Very interesting take for what I’d consider to be a semi-shitpost. Yeah, more programs are multithreaded compared to years back, but thread safety poses a big challenge still since you don’t want functions executing in parallel and one part gets done sooner than the other, causing a plethora of race conditions.

For multi CPU systems, there’s NUMA which tries to take advantage of the memory closest to the processor first before going all the way out and fetching the data from a different set of memory all the way across a motherboard. That’s why server boards have each set of DIMMs close to each processor. Though this is coming from a hardware layman, so I’m pretty sure I’m not being entirely accurate here. Low level stuff makes my brain hurt sometimes.

SquishyPillow@burggit.moe · 1 year ago

One of my systems has 2 CPUs if you ever want me to run benchmarks c:

Burger@burggit.moe · edit-2 1 year ago

I played around with a dual CPU system. But it just used too much power and it was way too over powered for my needs. Don’t remember if I ran a benchmark on it though…

SquishyPillow@burggit.moe · 1 year ago

I see. I only have mine because more CPUs==more PCIe slots.

Burger@burggit.moe · 1 year ago

Oooh. How many PCIe slots do you get and what kind?

SquishyPillow@burggit.moe · edit-2 1 year ago

With the motherboard I am using (Supermicro X9DRH-7F) I get 6 8x PCIe slots, and 1 16x PCIe slot for a total of 7 slots. All of these are communicating directly with the CPUs, as opposed to some boards where the slots go through the chipset. There are motherboards with even more, but they are more expensive. I got this because I will need the bandwidth for model parallelism using multiple GPUs.

Also, the least power-hungry CPUs you can get for this board are the Xeon E5-2630L, which each consume 60W under full load.

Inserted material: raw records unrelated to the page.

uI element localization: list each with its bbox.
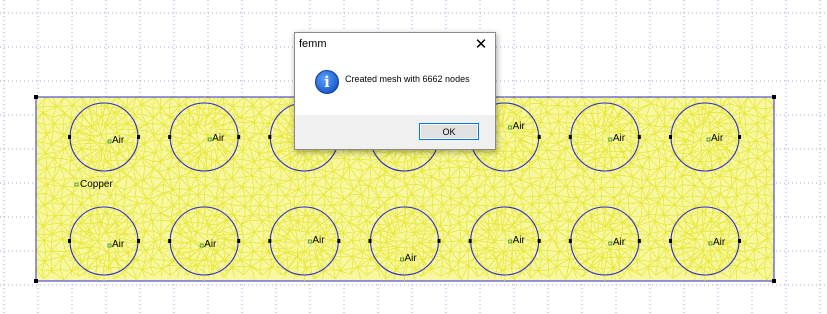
dialog-footer: OK: [295, 115, 495, 149]
air-label: Air: [613, 237, 626, 248]
mesh-info-dialog: femm ✕ i Created mesh with 6662 nodes OK: [294, 32, 496, 150]
dialog-message: Created mesh with 6662 nodes: [345, 74, 470, 84]
corner-node: [772, 279, 776, 283]
corner-node: [34, 95, 38, 99]
corner-node: [772, 95, 776, 99]
air-label: Air: [513, 121, 526, 132]
air-label: Air: [613, 133, 626, 144]
dialog-titlebar: femm ✕: [295, 33, 495, 57]
air-label: Air: [405, 253, 418, 264]
air-label: Air: [513, 235, 526, 246]
ok-button[interactable]: OK: [419, 123, 479, 140]
air-label: Air: [711, 133, 724, 144]
close-icon[interactable]: ✕: [467, 33, 495, 57]
air-label: Air: [312, 235, 325, 246]
air-label: Air: [204, 239, 217, 250]
info-icon: i: [315, 70, 339, 94]
dialog-body: i Created mesh with 6662 nodes: [295, 57, 495, 115]
copper-label: Copper: [80, 179, 113, 190]
air-label: Air: [713, 237, 726, 248]
air-label: Air: [112, 239, 125, 250]
dialog-title: femm: [299, 38, 327, 50]
air-label: Air: [112, 135, 125, 146]
air-label: Air: [212, 133, 225, 144]
corner-node: [34, 279, 38, 283]
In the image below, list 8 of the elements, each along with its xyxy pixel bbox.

Burger@burggit.moe · 1 year ago

Here’s my slot layout

Specs of my server: https://burggit.moe/comment/59898

Disa@burggit.moe · 1 year ago

I definitely like the idea of a micro-integrated CPU which would be just enough to keep the machine on. Maybe in a sleep like state where all the components are technically still running, but not enough to actually be put under any real load.